Рай на земле

Александр Щербаков-Ижевский
Фрагмент из рассказа «Память. Белый лунь золотой осенью»

Сентябрь — восхитительная пора для романтиков. Червлёные рощи очаровывают своим райским пригожеством. Воздух прогрет ярким светилом, которое не торопится подёрнуться дождливой пеленой.
В саду терпко пахнет ароматом созревших яблок. В лесу с дуба падают жёлуди, набравшие янтаря от солнца. Радужный листопад набирает силу.
На полях убран последний урожай зерновых и золотистые скирды пристроились с краю жнивья. Восторг, благолепие, нирвана для идеалистов и не от мира сего мечтателей. Состояние расслабленного упоения праздником жизни на земле.
Однако много ещё предстоит сделать до слякотной непогоди. Успеть бы осуществить задуманное в мечтах. Как оно сложится для каждого в следующий распрекрасный год на счастливую осеннюю пору — неведомо.
Любой человек, проживающий в средней полосе России, знает, что нет на свете ничего краше двухнедельной волшебной магии сентября.
Очаровательный пейзаж открывается в любую сторону, куда ни глянь. Разноцветные конверты с посланиями от божественной природы планируют над головой, тихо ложатся на землю и шуршат под ногами.
Осенние листья вообще не похожи на знойные приветы от летнего сезона — слишком хрусткие, ломкие на изгиб. Падалица всех оттенков радуги: зелёная, жёлтая, красная, бордовая, коричневая.
На удивление любителям природы парашюты могут быть одновременно трёхцветными. Хотя многие приветы флоры ещё в одежде хлебородной поры, лишь некоторые сменили расцветку. Не тронутые нулевыми заморозками мумифицированные папирусы чудесно пахнут обильным разнотравьем. Чай заваривать можно.
Лазурная твердь не потеряла до конца своей колоритной насыщенности. Белоснежные кучерявые облака, не напитанные промозглой влагой, парят диковинно высоко. Белошёрстные барашки своими мазками разбавляют лазурную синеву бескрайнего небесного океана.
Воздух прозрачный, свежий, густой, им невозможно надышаться. Аромат поспевших семян, увядающих цветов, набравших зрелость лесных плодов, слегка кружит голову.

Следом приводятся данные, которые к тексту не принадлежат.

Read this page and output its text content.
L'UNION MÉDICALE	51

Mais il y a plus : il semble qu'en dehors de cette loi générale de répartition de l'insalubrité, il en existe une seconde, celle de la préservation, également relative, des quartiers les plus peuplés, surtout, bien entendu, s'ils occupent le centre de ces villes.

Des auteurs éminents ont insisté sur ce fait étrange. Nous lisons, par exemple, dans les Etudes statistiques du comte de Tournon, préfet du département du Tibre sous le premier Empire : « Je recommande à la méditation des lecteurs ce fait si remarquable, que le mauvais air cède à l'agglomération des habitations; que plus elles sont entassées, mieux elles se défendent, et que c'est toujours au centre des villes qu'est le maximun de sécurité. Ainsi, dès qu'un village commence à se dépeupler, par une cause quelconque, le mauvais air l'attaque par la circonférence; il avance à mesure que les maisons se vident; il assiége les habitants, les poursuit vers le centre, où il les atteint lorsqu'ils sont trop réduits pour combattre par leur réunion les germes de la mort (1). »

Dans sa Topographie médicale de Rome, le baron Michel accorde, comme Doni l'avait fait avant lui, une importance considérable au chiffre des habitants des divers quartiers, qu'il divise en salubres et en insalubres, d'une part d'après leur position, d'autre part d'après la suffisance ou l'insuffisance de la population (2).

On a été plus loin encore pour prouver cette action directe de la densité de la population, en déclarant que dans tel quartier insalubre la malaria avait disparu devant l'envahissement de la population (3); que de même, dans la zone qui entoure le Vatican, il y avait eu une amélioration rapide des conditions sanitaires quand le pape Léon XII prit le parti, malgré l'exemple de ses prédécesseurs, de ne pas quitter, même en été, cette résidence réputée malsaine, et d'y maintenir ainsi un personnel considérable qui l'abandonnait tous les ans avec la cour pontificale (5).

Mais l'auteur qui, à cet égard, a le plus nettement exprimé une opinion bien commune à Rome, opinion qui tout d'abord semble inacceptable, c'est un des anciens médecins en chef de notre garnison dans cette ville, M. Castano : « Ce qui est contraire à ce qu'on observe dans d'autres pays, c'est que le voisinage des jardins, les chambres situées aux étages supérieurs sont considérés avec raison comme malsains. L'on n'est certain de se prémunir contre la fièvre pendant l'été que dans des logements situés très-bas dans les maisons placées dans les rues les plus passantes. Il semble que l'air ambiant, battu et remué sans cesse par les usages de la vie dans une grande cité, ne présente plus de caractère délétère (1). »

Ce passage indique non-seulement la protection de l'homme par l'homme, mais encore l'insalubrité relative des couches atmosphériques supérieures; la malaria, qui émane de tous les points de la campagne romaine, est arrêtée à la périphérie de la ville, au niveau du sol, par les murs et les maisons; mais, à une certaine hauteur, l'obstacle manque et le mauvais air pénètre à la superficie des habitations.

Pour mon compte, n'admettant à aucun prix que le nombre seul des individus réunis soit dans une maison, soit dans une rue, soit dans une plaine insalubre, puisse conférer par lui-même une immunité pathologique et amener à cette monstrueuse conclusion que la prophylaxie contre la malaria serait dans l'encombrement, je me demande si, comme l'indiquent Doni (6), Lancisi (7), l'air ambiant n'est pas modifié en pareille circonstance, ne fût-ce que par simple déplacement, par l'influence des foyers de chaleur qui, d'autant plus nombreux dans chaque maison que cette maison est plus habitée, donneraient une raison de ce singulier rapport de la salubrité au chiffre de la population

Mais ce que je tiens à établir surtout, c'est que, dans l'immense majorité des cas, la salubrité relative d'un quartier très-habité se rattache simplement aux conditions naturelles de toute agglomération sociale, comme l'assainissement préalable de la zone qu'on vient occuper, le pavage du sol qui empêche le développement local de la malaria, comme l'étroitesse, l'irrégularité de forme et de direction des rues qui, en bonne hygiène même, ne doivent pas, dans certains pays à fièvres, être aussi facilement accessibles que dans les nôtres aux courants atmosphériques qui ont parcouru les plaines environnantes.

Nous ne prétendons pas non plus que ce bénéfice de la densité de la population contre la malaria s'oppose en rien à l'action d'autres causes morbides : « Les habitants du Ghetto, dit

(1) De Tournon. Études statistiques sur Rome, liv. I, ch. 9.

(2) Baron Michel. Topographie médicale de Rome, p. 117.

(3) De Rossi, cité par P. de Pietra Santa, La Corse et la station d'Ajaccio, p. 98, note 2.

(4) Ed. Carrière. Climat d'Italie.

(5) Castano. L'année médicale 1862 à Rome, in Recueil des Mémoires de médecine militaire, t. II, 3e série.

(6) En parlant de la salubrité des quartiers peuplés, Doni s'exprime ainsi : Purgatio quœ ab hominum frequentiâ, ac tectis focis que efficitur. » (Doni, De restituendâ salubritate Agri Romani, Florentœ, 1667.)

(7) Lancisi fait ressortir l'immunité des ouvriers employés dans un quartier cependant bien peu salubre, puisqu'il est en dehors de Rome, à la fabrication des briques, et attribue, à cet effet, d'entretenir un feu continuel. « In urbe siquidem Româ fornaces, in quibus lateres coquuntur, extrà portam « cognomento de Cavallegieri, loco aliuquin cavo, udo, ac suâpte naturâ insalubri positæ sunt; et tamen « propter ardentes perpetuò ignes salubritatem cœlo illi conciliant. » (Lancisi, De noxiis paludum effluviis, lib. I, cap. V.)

Но в низинках, возле неглубоких заболоченностей, туман иногда такой плотный, что можно потрогать руками. Он лежит до обеда, словно вата между деревьев. Когда ощущаются дуновения лёгкого ветерка, кисельная масса начинает хаотично двигаться, обволакивать встречающиеся на пути стволы сухостоя.
Вырвавшись на свободное пространство, сизая дымка неспешно плывёт над тихой чёрной заводью водоёма. В поднимающейся рваными клубами мокрой туманности просматриваются искажённые силуэты зданий, с шоссе доносится приглушённый шум моторов. В конце концов, звук от автомобилей пропадает в безмолвии. Дурманящее марево. Опьяняющая теплынь.
Кстати, на полянках, где ещё радуют глаз последние цветы, пахнет ягодами, травой и прелой хвоёй. Земля слегка курится. От размякшей тверди исходят остатки живительной энергетики лета.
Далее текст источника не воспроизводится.